Analysing Markets with Candlesticks
Written by Andy

I’ve covered some of the common candlestick sequences that you will find in the previous notes. You can also get into a bit more detail on the other traders’ psychology when you really think through what the lines mean, including the upper shadow, or wick, and the lower shadow.

For instance, say you had a bullish (white) candle, with no lower shadow and an upper shadow – this shows that it opened on the lowest price of the day, finished higher, and even had some trading higher than that. If this is at a low price level, in particular, this is a bullish signal. Traders are not considering going lower, but are considering going higher.

You can get the opposite of this, particularly at a high price level, with a bearish candle with no wick, but some lower shadow. It opened at the highest price it had all day, but traders were trying to push it lower than the closing price. This candlestick, considered on its own, is a bearish sign.

A sign of a balanced market, or a stalemate between the bulls and the bears, is when, say in a bear run downward, there is a bullish candle which opens much lower than the previous day, but closes up at the same level. This shows that the bears tried to push the price down at the open, but that the bulls responded to neutralise it. Again, the opposite applies, with a bearish candle opening higher than the previous white candle, but dropping back to the same level.

You can see this with some special cases of the doji. The dragonfly doji has a very long lower shadow, and very little if anything above. This means that the open, the high, and the close were all about the same price. The meaning depends on what hap-pened previously – if it is in a downtrend, the dragonfly doji may mean that the buyers are coming out and the downtrend is ending, in other words the buyers were shown by this doji to be pushing the price back up to the opening. On the other hand, if the dragonfly doji happens in an uptrend, it shows that the buyers failed to get the price over the opening, either during the day or even at the end of the day, and the sellers made a low, so the up-trend may be finishing.

The gravestone doji is the opposite of the dragonfly, and is formed when the open, the low, and the close are all about the same price, but the high creates a long upper shadow. Again, we can look at this in the context of where it comes, as it is similar to the dragonfly doji. If it comes in a downtrend, it may show that buyers are emerging and the downtrend is ending; if in an uptrend, it shows that the buyers failed to get a close above the open, even though some trading took place at higher levels. The uptrend may be finishing. Although the explanations above may seem to be complicated, all they really are is reinforcing the idea that a doji signals the possible end of a trend and a reversal.
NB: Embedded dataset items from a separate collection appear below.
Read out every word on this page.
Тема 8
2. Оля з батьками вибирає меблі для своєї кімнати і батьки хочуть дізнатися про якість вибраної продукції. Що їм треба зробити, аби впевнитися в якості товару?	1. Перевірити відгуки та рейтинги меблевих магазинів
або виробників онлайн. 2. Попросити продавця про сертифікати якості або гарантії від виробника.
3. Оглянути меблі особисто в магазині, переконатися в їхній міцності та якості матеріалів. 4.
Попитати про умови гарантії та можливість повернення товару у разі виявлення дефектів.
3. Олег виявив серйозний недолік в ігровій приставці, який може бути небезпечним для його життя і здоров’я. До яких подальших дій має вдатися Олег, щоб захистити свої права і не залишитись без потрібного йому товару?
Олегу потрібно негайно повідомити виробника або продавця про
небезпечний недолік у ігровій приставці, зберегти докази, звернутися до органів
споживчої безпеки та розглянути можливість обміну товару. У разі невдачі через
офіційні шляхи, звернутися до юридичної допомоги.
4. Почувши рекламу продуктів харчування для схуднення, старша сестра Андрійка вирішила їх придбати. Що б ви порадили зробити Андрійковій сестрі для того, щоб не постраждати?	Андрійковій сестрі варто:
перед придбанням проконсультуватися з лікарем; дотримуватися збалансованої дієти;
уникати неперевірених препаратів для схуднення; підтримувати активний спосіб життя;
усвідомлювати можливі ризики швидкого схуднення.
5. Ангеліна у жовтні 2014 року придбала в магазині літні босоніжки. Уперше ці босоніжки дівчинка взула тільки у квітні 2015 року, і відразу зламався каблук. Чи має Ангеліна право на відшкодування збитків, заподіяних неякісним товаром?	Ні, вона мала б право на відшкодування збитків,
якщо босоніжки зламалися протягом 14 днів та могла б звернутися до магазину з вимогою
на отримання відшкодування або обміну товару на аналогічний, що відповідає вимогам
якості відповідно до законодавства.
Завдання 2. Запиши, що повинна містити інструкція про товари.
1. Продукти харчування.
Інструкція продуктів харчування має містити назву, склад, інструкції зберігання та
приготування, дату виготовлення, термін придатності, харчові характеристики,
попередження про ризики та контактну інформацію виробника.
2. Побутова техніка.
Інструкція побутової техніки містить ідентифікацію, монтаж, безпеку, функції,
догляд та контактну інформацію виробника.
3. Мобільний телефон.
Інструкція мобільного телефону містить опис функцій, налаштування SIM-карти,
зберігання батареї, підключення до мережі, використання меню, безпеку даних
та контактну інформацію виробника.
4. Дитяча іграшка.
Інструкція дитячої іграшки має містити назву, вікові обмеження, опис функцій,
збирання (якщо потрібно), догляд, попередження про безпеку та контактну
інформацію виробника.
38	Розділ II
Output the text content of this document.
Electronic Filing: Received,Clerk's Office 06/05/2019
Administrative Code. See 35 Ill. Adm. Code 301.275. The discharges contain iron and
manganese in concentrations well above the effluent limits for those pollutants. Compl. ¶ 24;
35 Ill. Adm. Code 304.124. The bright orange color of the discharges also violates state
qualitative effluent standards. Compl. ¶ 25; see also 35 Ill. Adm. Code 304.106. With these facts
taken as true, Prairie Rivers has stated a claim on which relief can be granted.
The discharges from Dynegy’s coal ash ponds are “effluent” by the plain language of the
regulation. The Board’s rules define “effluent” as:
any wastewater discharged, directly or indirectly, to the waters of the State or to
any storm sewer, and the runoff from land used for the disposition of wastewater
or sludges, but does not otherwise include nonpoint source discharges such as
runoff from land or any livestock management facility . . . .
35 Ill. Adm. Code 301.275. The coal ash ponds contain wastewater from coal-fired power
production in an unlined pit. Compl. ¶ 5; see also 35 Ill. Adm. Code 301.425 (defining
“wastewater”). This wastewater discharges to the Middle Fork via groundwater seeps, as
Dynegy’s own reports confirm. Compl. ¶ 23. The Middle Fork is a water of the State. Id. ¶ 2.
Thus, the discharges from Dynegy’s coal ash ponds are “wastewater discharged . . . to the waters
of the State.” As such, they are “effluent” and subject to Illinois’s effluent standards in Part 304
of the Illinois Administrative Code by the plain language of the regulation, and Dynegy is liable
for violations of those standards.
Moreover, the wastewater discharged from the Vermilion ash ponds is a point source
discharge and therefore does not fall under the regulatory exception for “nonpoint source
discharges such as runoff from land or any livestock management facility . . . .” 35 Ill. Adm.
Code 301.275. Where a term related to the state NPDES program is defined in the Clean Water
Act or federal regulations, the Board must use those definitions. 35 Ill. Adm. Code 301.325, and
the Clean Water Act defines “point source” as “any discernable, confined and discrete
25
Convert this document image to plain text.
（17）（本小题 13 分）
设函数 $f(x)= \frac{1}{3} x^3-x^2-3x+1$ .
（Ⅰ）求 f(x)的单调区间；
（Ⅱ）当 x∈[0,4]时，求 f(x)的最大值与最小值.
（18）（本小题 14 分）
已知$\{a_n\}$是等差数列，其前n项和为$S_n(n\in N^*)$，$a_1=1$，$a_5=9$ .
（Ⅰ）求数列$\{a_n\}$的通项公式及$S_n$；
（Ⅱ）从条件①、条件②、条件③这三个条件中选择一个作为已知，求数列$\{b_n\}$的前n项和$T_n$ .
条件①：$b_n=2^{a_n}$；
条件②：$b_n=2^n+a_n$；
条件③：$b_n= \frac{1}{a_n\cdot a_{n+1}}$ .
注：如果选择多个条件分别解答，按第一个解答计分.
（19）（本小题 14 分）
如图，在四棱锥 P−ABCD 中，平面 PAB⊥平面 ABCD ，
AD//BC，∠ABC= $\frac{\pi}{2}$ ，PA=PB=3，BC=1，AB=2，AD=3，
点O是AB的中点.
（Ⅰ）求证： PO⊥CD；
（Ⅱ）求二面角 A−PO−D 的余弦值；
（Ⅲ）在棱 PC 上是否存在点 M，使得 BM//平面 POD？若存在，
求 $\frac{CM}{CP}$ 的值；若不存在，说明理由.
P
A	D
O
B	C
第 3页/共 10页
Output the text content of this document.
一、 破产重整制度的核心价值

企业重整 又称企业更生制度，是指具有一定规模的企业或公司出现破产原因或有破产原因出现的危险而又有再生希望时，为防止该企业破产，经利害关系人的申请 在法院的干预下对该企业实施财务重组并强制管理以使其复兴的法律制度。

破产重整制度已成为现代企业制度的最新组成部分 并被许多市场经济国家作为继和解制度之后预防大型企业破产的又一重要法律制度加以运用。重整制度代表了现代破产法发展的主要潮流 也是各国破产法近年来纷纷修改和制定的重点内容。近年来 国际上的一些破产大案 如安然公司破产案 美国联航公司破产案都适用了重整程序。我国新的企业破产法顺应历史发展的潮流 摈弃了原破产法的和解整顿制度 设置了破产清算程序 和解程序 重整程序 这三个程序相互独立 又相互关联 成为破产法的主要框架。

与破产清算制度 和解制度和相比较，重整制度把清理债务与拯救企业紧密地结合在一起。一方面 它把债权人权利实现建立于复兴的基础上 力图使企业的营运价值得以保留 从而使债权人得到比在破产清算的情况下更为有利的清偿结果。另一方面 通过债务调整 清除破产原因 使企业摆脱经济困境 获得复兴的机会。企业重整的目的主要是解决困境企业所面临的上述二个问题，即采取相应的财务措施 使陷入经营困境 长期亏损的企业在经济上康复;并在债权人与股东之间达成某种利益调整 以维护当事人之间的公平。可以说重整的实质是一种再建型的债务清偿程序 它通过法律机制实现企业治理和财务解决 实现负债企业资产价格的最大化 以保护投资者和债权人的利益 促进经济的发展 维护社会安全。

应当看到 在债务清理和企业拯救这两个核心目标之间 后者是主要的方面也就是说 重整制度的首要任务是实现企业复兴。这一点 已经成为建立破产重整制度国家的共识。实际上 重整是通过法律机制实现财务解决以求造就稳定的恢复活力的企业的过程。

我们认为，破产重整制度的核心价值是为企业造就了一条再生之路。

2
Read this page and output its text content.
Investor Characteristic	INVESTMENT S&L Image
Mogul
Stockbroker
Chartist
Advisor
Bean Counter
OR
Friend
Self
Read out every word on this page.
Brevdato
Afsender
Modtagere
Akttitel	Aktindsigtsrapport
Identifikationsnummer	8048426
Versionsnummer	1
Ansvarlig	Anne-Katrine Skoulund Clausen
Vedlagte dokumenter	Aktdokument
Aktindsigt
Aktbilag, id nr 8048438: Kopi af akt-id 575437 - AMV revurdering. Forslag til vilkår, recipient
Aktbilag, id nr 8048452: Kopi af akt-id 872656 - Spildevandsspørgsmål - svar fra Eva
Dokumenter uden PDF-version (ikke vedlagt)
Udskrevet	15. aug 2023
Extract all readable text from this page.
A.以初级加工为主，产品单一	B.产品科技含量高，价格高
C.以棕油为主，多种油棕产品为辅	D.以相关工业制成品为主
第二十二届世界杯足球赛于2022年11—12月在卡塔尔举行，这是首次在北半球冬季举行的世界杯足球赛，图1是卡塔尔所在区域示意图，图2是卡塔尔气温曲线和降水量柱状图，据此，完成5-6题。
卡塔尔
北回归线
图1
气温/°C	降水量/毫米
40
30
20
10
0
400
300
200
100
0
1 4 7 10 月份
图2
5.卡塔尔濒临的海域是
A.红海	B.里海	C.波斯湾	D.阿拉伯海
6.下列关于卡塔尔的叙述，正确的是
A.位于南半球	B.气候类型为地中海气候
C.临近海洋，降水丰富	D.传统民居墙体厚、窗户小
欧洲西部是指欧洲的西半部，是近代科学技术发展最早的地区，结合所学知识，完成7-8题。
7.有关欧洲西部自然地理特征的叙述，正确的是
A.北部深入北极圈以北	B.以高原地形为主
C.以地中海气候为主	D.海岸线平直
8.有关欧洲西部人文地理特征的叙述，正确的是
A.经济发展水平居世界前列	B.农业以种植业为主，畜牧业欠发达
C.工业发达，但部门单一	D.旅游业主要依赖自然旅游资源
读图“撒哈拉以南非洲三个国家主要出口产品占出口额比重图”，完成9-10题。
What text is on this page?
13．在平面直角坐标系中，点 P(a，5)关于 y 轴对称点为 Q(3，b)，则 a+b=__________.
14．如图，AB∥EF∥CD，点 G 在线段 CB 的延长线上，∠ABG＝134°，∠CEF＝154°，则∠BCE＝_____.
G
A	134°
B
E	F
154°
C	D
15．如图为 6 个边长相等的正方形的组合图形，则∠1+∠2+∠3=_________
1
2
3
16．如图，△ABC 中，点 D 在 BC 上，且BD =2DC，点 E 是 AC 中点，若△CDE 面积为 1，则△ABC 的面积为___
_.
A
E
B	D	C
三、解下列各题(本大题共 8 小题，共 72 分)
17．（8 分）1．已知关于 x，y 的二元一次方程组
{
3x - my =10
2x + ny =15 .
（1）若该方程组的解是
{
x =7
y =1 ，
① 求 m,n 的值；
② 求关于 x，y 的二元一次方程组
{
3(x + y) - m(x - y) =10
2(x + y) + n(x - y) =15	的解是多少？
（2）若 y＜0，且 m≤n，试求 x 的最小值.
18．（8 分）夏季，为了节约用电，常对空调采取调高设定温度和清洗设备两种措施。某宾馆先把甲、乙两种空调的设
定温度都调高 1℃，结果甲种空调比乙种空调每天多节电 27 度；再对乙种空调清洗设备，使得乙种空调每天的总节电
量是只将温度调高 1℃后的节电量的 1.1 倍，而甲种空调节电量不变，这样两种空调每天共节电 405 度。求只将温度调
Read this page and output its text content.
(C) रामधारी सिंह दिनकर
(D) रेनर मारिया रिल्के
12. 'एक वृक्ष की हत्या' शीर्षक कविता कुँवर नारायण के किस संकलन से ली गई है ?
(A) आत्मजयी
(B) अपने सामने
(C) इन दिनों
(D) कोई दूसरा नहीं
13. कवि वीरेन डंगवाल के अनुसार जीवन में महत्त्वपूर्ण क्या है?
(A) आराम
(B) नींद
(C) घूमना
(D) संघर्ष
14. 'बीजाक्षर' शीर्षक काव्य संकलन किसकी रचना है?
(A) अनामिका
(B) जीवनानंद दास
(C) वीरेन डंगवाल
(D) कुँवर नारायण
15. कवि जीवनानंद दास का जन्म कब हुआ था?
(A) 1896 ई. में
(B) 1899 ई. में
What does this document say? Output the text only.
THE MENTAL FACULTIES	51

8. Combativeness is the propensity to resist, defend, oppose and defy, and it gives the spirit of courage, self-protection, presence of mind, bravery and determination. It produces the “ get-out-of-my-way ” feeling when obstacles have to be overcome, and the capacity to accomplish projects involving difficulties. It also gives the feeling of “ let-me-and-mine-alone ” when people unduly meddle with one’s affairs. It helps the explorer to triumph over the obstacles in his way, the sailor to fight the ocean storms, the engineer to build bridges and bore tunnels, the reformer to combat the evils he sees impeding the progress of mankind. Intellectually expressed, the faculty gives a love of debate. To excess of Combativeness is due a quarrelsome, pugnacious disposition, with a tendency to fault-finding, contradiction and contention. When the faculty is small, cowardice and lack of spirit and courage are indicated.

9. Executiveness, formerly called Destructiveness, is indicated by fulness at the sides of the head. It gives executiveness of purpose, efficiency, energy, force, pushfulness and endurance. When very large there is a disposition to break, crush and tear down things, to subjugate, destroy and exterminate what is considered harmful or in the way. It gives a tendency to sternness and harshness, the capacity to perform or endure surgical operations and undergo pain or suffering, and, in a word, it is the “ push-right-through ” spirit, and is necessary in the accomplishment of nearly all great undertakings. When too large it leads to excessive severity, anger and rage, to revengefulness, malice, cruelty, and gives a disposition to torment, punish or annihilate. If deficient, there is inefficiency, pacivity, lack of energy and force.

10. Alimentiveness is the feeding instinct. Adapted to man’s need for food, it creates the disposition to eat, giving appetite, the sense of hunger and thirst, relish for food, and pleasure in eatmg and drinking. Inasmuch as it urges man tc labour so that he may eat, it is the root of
Another pattern is called the Dark Cloud Cover. This is a bearish reversal signal in an uptrend. After a long white bullish candle, the next day the stock opens higher still, but finishes as a black bearish candle, with the close down within the white body. Of course, this is similar to the previous counterattack formation, and the difference is really a matter of the extent that the bearish candlestick returns back down towards the previous day’s open.